Por eso creo que Amelio nunca redime a Gino, que la historia del viaje iniciático no es tal. Aún en el último barco, derrotado y sucio y flaco y hambriento, Gino no se quiebra ante el viejo ni ante la miseria de los albaneses. Antes bien, él hubiera querido evitar a Michele, y es el viejo quien lo vuelve a la pesadilla una y otra vez, a esa historia que nunca se termina. Podemos presumir que Gino llegará a Italia, se bañará, se pondrá ropa limpia y comida en el vientre, y volverá a ser quien era antes: volverá a ser italiano, recuperará su pasaporte y su identidad, y tratará, como Michele, de olvidar su infierno albanés a toda costa, para no olvidar quién es, quién era. Gino aprende, durante su viaje, que su prepotencia italiana no funciona en el caos, y para sobrevivir la modera, pero no la olvida. También él se forja una identidad falsa, hasta poder recuperar la propia, en algún momento.

Como Sebald, Amelio contó su historia de emigrados para poder elaborar su propia historia. La ausencia de su padre fue determinante para él, y parece visitarlo como el fantasma del padre de Hamlet. Amelio eligió a Carmelo de Mazzarelli, el que hace de Michele, en la calle, por su cara: era un albañil, no un actor. Como en la película, Amelio buscaba a Michele y sabía a quién buscaba; cuando los empresarios italianos lo encuentran en la cárcel, uno dice “me recuerda a mi padre: es tal cual”. Michele, cuando habla de la vida que dejó por ir a la guerra, dice que tiene un hijo, que “estará buscando a su padre”. Como el fantasma del padre de Amelio, Michele se le aparecía a Gino recurrentemente pese a que quería estar en paz. Su función es la de un recordatorio de identidad: Amelio les estaba diciendo a los italianos modernos que no olvidaran quiénes fueron antes, ahora que los albaneses eran lo que los italianos en aquel tiempo. Por eso acaso está esa frase: “los albaneses son como chicos”: en la infancia de la Italia moderna estuvo ese hambre y esa emigración masiva.

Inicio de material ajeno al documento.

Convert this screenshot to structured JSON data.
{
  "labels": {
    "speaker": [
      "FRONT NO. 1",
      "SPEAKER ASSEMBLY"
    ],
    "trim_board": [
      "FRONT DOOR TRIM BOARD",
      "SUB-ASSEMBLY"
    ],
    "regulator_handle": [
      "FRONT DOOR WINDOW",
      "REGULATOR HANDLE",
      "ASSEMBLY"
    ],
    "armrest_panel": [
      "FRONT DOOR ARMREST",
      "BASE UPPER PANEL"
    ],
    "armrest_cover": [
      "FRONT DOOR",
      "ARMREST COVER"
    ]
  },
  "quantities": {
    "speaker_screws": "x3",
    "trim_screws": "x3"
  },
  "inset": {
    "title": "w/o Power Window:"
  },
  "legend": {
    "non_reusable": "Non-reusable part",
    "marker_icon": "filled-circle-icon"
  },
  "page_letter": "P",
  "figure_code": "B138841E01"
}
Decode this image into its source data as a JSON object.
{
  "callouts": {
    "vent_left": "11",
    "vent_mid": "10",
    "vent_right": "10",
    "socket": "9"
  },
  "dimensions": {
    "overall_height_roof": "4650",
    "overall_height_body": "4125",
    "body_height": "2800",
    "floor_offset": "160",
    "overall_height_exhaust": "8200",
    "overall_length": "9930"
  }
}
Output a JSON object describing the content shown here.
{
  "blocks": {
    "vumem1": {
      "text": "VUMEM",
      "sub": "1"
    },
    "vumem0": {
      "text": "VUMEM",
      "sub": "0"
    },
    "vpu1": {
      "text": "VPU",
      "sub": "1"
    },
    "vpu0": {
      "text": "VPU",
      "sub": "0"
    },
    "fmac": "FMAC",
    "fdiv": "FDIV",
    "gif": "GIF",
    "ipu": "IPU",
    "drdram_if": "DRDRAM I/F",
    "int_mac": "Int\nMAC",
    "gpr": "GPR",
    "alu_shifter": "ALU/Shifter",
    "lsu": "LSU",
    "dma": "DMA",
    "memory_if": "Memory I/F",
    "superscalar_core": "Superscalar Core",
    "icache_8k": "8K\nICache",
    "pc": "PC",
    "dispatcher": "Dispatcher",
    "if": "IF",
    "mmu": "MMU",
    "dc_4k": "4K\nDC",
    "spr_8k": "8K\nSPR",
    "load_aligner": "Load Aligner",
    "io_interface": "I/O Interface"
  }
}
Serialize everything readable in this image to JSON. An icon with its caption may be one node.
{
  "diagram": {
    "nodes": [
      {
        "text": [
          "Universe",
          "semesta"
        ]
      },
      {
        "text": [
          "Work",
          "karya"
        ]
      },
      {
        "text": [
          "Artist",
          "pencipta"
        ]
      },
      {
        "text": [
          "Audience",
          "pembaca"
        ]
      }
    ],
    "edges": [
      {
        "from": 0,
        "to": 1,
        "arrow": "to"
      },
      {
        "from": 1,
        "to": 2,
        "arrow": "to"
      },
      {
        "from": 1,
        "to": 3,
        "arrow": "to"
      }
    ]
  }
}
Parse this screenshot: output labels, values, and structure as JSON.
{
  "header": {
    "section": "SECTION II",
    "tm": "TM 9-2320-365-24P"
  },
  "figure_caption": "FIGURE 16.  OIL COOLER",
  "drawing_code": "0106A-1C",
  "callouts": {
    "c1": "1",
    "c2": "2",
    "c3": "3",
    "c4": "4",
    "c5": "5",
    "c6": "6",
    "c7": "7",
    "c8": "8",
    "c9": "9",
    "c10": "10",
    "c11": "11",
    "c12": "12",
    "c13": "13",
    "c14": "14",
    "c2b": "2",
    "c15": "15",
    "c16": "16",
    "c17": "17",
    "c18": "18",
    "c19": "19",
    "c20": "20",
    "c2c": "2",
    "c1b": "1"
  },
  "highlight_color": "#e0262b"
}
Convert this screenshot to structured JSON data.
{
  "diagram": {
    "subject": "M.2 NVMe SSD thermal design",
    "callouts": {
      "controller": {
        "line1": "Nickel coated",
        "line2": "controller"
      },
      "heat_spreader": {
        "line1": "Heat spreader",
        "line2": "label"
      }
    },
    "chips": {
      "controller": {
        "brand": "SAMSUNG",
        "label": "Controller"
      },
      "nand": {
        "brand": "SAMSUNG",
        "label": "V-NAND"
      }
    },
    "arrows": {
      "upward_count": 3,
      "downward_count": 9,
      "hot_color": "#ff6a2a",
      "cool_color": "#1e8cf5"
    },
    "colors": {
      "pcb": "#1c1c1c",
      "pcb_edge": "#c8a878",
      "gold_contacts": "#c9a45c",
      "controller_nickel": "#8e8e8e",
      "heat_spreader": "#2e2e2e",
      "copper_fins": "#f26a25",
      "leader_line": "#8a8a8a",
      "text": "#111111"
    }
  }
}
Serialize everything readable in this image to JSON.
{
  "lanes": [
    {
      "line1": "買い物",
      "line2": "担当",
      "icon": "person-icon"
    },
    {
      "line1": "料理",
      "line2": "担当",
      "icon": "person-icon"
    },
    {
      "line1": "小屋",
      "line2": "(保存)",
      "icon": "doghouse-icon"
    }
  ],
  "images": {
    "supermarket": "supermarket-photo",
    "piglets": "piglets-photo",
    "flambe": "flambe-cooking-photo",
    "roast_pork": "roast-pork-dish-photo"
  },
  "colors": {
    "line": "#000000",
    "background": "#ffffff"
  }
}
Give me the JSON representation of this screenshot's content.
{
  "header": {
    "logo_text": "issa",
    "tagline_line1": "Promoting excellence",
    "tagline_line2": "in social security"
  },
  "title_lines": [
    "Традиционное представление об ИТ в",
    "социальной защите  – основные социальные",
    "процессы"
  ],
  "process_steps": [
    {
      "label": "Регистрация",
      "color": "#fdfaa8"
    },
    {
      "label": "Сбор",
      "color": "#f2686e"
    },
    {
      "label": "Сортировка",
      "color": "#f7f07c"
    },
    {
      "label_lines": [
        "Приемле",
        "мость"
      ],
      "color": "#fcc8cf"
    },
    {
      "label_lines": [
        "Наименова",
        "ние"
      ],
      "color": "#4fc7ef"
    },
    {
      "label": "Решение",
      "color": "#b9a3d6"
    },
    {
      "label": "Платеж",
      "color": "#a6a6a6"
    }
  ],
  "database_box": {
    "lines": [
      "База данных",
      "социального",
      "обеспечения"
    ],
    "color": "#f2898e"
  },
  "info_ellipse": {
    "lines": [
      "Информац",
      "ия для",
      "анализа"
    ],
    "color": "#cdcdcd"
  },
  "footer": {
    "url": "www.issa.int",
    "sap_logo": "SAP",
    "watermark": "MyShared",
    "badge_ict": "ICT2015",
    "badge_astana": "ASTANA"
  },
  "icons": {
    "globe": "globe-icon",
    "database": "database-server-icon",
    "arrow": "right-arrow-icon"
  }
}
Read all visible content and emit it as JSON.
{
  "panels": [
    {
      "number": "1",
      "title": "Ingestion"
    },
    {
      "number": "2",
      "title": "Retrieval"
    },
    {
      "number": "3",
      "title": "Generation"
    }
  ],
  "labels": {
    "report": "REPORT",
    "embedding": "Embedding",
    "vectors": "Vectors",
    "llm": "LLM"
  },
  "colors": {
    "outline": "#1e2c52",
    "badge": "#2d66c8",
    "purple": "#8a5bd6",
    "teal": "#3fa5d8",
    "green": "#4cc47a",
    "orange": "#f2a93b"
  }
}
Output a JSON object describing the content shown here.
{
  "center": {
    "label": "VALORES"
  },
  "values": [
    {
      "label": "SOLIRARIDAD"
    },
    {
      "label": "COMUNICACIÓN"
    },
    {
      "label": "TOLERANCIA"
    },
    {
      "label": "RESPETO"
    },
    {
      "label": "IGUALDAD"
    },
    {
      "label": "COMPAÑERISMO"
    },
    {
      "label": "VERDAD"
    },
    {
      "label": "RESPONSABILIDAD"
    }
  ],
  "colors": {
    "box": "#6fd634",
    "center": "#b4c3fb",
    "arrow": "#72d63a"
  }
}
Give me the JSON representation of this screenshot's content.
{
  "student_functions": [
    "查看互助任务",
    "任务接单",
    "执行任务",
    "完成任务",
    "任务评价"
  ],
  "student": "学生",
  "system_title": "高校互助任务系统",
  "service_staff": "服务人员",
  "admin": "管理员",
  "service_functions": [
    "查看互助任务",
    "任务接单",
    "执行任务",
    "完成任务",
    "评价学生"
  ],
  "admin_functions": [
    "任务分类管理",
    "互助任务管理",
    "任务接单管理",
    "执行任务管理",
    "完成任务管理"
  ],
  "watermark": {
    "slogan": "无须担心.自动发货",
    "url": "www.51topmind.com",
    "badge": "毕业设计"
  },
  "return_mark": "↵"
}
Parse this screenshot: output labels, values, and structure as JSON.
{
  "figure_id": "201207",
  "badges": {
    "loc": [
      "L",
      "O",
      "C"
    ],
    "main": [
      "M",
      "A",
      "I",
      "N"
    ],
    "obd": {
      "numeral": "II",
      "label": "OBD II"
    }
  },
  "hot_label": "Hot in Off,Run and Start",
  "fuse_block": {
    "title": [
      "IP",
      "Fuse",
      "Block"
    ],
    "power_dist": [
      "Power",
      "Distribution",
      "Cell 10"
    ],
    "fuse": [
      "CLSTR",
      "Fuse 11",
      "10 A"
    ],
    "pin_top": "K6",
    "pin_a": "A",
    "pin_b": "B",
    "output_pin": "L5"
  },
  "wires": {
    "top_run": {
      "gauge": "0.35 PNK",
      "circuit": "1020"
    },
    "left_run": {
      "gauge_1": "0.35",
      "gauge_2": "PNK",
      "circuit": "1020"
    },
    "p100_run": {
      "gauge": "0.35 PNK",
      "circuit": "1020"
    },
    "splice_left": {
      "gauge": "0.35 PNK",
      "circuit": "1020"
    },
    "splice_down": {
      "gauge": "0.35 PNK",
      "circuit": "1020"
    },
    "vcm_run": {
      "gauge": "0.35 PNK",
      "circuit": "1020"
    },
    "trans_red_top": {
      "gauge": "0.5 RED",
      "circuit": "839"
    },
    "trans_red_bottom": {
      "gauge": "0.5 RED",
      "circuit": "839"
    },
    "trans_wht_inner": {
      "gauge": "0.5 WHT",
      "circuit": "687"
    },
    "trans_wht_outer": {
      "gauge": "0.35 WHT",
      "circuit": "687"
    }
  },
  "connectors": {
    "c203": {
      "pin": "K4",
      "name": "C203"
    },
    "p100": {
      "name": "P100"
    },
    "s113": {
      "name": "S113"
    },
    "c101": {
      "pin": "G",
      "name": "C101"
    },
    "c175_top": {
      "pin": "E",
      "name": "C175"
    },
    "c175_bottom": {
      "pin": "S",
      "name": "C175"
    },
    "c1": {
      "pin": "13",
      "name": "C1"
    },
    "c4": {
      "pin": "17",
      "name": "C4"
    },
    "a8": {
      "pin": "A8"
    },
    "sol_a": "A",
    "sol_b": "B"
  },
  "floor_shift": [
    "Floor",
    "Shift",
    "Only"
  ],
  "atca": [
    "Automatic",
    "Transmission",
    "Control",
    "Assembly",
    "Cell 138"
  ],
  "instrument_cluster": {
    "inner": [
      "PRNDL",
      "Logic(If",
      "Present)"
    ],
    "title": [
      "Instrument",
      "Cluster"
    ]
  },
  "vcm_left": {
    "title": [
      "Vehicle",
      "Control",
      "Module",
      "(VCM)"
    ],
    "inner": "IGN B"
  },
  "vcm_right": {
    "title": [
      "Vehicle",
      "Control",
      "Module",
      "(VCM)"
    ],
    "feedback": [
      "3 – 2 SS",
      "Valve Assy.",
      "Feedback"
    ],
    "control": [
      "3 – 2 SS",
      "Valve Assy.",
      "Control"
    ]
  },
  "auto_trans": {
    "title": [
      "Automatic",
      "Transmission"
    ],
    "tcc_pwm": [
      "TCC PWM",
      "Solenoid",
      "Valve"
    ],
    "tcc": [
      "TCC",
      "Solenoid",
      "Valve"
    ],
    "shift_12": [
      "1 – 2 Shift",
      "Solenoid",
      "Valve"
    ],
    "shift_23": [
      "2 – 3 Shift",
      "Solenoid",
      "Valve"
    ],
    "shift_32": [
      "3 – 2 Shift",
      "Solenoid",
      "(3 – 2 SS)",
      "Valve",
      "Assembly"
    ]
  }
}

Aunque esta película, entonces, tuvo como objetivo de su mensaje al espectador italiano, aquí en Argentina se resignifica, cuando muchos de nosotros somos los hijos y nietos de aquellos emigrados italianos. Lamerica, en parte, es Argentina: en la película dice que “se establecieron, se fueron a Nueva York, a Patterson, a Argentina. Se pusieron a trabajar, empezaron a ganar dinero, hasta se hicieron casa” (el subrayado es mío). El padre y el abuelo de Amelio, lo dije, emigraron a Argentina. Argentina era un destino preferido porque aquí había ya muchos italianos viviendo, como lo atestiguaba la Plaza Italia y el monumento a Garibaldi desde principios del 1900. Los barcos llegaban cargados de la guerra, los apellidos eran anotados y deformados, y esos italianos lograron finalmente establecerse. Eran Ulises sin regresos: pocos, muy pocos volvieron a Italia, pocos, muy pocos dejaron de idealizar su patria, nadie dejó que el castellano borrara las huellas de la lengua del Dante, todos habrán muerto añorando un país que ya no existe como ellos lo conocieron. Sus nietos, cuando finalmente la crisis golpeó a Argentina al inicio del nuevo siglo, pidieron la ciudadanía de sus antepasados y emigraron también a su vez, a la Italia de las promesas de un destino mejor.